In 2019, ConEd’s recklessness caused massive power outages, after a relay substation failed in Manhattan. According to reporting by NBC, ConEd knew in 2013 that the infrastructure was overloaded, requested and received a rate increase to repair it, and then scrapped the renovation project. In the aftermath, neighborhoods throughout Brooklyn—including my area of Flatbush—were left in the dark for days as the company picked and chose who got to keep the lights on and who didn’t. Surprise, surprise—it was the poorer, Blacker and browner neighborhoods who lost out. Regulators fined the company $25 million, ConEd made $1.3 billion in profit that year, and Brooklyners faced a brutal heat wave without air conditioning, fans, lights, or a way to keep food or medicine cool.
This year, profiteering by corporate utilities could take shape as a new fracked natural gas pipeline running through North Brooklyn. There is an obvious risk of a spill polluting the soil and groundwater of entire neighborhoods, and the associated cleanup costs paid for by you and me, customers and victims. But installing new natural gas infrastructure in 2021 is even more insidious than that: the Climate Act, signed into law in 2019, dictates that New York’s electrical grid must be carbon-free by 2040, making fossil fuels an obsolete power source.
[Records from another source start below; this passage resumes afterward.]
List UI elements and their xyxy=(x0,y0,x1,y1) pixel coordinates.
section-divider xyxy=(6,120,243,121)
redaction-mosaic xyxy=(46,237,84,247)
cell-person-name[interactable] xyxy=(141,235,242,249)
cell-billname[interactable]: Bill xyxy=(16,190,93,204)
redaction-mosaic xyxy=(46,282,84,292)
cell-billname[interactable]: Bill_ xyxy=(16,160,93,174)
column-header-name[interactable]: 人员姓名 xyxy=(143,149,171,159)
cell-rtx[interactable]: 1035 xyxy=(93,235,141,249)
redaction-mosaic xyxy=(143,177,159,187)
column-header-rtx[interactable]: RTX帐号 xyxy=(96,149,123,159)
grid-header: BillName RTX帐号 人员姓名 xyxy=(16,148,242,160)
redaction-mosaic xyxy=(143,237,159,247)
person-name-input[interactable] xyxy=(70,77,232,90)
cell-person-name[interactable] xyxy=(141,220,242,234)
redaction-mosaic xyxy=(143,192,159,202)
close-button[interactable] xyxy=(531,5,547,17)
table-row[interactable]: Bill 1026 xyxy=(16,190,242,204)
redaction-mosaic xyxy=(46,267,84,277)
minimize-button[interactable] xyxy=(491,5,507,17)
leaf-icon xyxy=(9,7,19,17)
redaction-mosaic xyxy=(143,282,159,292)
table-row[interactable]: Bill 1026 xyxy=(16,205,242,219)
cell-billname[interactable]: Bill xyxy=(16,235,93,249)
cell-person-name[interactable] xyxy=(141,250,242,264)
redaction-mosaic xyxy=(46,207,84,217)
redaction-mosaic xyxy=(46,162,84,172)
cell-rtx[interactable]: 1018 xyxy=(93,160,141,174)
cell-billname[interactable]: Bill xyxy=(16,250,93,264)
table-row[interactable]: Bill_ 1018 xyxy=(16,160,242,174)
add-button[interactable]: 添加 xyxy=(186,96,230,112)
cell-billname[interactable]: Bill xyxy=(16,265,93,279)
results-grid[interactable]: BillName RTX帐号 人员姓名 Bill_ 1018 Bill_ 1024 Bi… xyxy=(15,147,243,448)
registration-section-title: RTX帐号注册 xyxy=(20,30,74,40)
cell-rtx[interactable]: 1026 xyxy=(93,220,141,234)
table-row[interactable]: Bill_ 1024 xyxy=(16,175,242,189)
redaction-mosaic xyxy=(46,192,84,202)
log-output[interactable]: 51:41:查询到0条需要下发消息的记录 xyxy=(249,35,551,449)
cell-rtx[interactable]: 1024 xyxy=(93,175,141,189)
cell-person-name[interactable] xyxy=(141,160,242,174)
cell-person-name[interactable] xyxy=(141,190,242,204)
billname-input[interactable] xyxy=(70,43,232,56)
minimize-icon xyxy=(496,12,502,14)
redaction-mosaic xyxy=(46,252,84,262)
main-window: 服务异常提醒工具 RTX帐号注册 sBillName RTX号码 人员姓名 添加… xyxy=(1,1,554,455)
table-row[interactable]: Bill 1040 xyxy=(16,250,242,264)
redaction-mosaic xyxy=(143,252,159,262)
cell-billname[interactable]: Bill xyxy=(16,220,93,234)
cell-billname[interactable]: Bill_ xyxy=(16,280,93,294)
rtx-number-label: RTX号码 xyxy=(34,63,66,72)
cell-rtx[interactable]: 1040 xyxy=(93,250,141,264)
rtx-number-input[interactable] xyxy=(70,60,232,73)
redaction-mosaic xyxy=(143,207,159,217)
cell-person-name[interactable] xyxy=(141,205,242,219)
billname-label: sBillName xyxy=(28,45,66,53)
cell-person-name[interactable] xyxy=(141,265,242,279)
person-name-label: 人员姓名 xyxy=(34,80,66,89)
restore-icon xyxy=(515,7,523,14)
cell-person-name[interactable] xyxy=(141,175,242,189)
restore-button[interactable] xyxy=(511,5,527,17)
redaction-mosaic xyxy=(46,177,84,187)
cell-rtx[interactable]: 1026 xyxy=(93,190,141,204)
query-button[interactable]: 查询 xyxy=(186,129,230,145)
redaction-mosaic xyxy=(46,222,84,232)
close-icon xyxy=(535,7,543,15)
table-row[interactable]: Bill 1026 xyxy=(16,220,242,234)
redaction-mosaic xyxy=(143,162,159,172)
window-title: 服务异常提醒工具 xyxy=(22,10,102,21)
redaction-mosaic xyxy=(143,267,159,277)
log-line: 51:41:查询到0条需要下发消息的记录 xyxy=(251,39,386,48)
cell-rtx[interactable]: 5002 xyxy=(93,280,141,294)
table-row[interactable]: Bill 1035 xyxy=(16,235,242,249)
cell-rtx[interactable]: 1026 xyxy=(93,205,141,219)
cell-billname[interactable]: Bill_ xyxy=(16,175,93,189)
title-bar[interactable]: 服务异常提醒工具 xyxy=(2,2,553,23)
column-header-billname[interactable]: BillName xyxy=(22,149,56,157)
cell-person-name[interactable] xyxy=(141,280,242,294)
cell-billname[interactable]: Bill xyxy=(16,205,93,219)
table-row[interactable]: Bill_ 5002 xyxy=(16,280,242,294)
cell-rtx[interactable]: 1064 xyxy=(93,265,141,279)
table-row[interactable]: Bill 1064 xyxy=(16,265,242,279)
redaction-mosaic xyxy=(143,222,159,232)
Why, then, would a utility company invest in infrastructure it knows will never serve its useful lifespan? Because it can charge its customers to build it, profit off of it for twenty years, and then charge its customers to tear it out—the environment and common sense be damned.
We need to take aggressive action to combat climate change. The last seven years have been the hottest seven years on record, according to the National Oceanographic and Atmospheric Administration. The NOAA also concluded this year that it is “likely that climate warming will cause Atlantic hurricanes in the coming century [to] have higher rainfall rates than present-day hurricanes, and . . . they will be more intense.” For Brooklyners near the waterfront, there is no time to waste on dirty pipelines for short-term profit. Despite this, ConEd committed less than 10% of its capital investment to renewable energy sources between 2019 and 2021, according to public company documents.
If we want to survive, it’s time to kick corporate utilities to the curb, and put the people in charge of the power grid. Public power is democratic control over utilities, with the primary mission of dependable, affordable energy—not profit for shareholders.
We can take power into our hands by supporting two bills in the New York State Assembly: N.Y. Build Public Renewables Act (NYBPRA), and N.Y. Utility Democracy Act (NYUDA). Rallies are slated this weekend in Prospect Park and around the city in support of these bills.
The NYBPRA, sponsored by Brooklyn Assemblymember Robert Carroll, will expand the purview of the New York Power Authority, our existing public power entity. The new law would push NYPA to provide 100% renewable energy to all state and municipal buildings, and would empower NYPA to sell clean electricity directly to residential customers—at lower rates, with no profit motive, and without vindictive service shut-offs for those who struggle to pay their bills.
The NYUDA, sponsored by Queens Assemblymember Zohran Mamdani and Brooklyn Senator Julia Salazar, would mandate the transition of New York’s power grid to public ownership and oversight. The bill would create new utility territories based on principles of environmental justice and equity, and would set a timeline to phase out fossil fuel use across the state, while coordinating and scaling up renewable energy infrastructure to meet demand.
Public power is the one lightbulb over your head that ConEd doesn’t want to go off. But Brooklyners deserve a say in how critical city infrastructure is run. We deserve better utility service, we deserve lower rates, we deserve not to be exploited for private gain, and we deserve renewable infrastructure that enables us to have a future. For our city, our neighbors, our children, and ourselves—let’s take power into our own hands.
Nicholas Boni is a writer, photographer, musician, and DSA organizer living in Flatbush.